Kenan berdiri kemudian ia memasukkan ke dua tangannya ke kanan dan kiri saku celana bahannya. "Tugas resepsionis itu bukan hanya menerima telpon, tapi juga mengarahkan orang baru yang belum tahu di mana ruangan yang ia tuju!" tegasnya dengan nada dingin.
"Kamu sudah melanggar peraturan di mana lift yang saya gunakan tidak boleh di pakai orang lain kecuali saya dan Raka!" tegas Kenana yang kini menatap Resita yang masih berlutut di bawahnya.
"Sekarang kamu tahu kesalahanmu?" tanya Kenan tegas.
Resita menggelengkan kepalanya, "saya selalu memberitahukan pada orang untuk tidak naik di lift pribadi bapak," jawabnya sambil mendongak menatap Kenan.
Kenan tersenyum miring, "kau mau membohogi saya, hah!"

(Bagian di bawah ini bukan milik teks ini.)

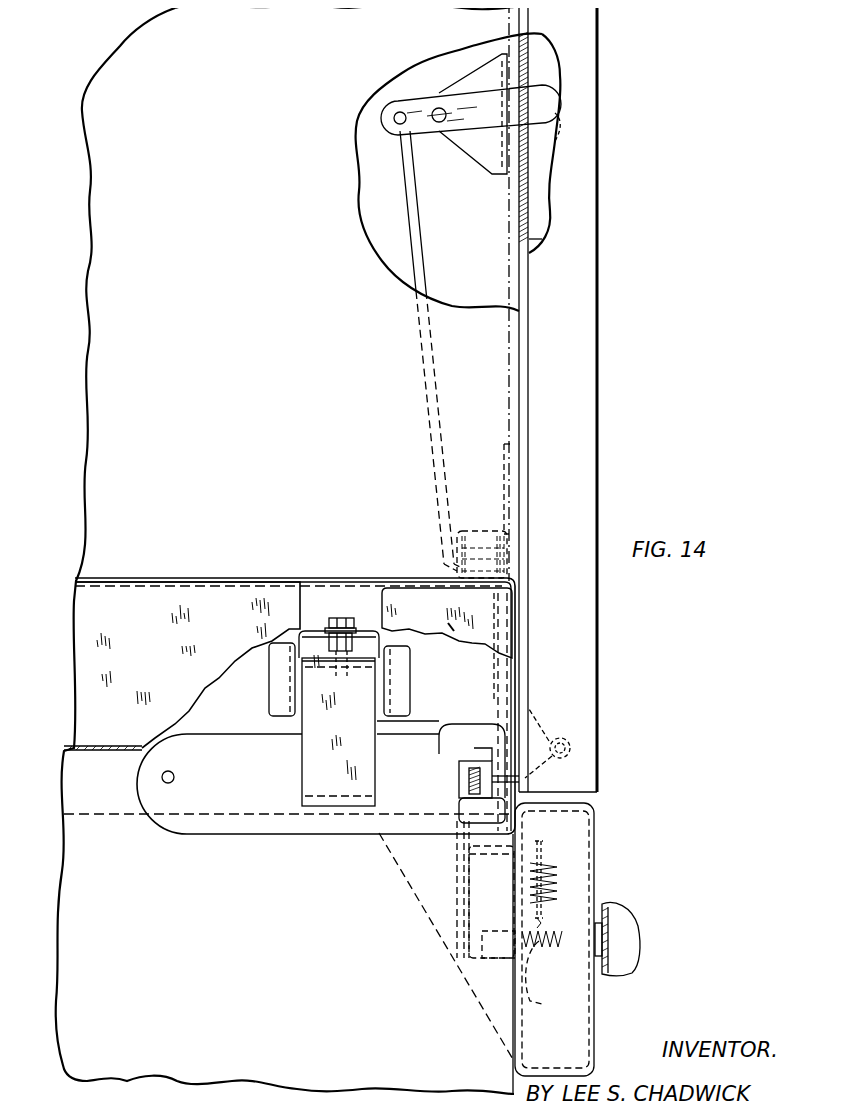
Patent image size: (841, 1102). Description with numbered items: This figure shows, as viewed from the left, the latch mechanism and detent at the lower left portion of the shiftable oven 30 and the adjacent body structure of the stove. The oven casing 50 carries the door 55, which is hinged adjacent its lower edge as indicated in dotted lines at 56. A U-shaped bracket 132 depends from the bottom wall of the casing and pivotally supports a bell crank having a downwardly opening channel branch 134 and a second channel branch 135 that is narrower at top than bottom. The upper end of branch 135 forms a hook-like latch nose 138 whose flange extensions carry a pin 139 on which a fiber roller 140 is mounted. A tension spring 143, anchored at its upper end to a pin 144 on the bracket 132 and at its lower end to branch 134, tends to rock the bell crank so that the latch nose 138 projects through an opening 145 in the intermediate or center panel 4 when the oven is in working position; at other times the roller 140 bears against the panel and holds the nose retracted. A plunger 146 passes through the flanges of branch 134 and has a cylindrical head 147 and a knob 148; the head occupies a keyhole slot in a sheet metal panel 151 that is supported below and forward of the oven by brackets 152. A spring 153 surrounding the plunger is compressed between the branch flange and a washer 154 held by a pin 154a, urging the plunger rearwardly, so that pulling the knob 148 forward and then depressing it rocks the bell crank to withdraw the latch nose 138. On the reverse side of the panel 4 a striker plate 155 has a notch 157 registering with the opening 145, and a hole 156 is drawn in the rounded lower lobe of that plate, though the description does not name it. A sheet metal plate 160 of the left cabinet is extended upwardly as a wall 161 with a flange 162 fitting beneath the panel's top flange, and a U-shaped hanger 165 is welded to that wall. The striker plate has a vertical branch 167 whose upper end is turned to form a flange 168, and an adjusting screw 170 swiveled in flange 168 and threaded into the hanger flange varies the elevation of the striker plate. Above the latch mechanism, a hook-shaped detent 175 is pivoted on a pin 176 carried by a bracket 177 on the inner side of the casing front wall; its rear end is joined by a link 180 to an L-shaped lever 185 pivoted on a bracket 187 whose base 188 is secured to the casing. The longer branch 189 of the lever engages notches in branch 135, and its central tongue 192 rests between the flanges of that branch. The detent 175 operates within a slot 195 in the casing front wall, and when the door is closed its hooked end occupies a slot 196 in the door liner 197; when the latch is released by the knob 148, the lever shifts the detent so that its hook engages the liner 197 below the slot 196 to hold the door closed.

"Tidak, Pak. Saya tidak berani membohongi bapak," jawab Resita takut-takut.
"Wanita yang tadi pagi melakukan interview masuk ke dalam lift pribadi saya. Dia mengatakan jika resepsionis menyuruhnya ke lantai dua untuk ke ruangan Hrd!" tegas Kenan dengan sorot mata tajamnya.
"Tidak begitu, Pak. Saya memberitahukan padanya jika dia harus naik ke lantai dua kemudian mencari ruangan Hrd dan naik lift yang sebelah kanan,"
"Tapi, dia naik ke lift khusus saya dan Raka!" ucapnya tegas.
"Saya sungguh tidak berbohong, Pak. Mungkin wanita itu yang tidak begitu mendengarkan perkataan saya," ucap Resita dengan suara yang mulai tenang.
Baru saja Kenan akan berucap denting notifikasi yang sengaja di bedakan membuatnya melihat handphonenya.
Love
Pulang cepat, ya. Aku memasak makanan kesukaanmu.
Kenan langsung tersenyum melihat pesan dari kekasihnya. Kemudian ia pun membalikkan tubuhnya sambil berkata, "kau beruntung," ucapnya dan masuk ke dalam lift.
"Pak, saya mohon jangan pecat saya," mohon Resita pada Kenan yang berdiri di depan lift.
"Berhentilah memohon dan kembalilah bekerja!" tegas Kenan yang sudah masuk ke dalam lift.
"Terimakasih, Pak. Terimakasih," ucap Resita yang kini sudah berdiri dan beberapa kali membungkukkan tubuhnya untuk mengucapkan terimakasih.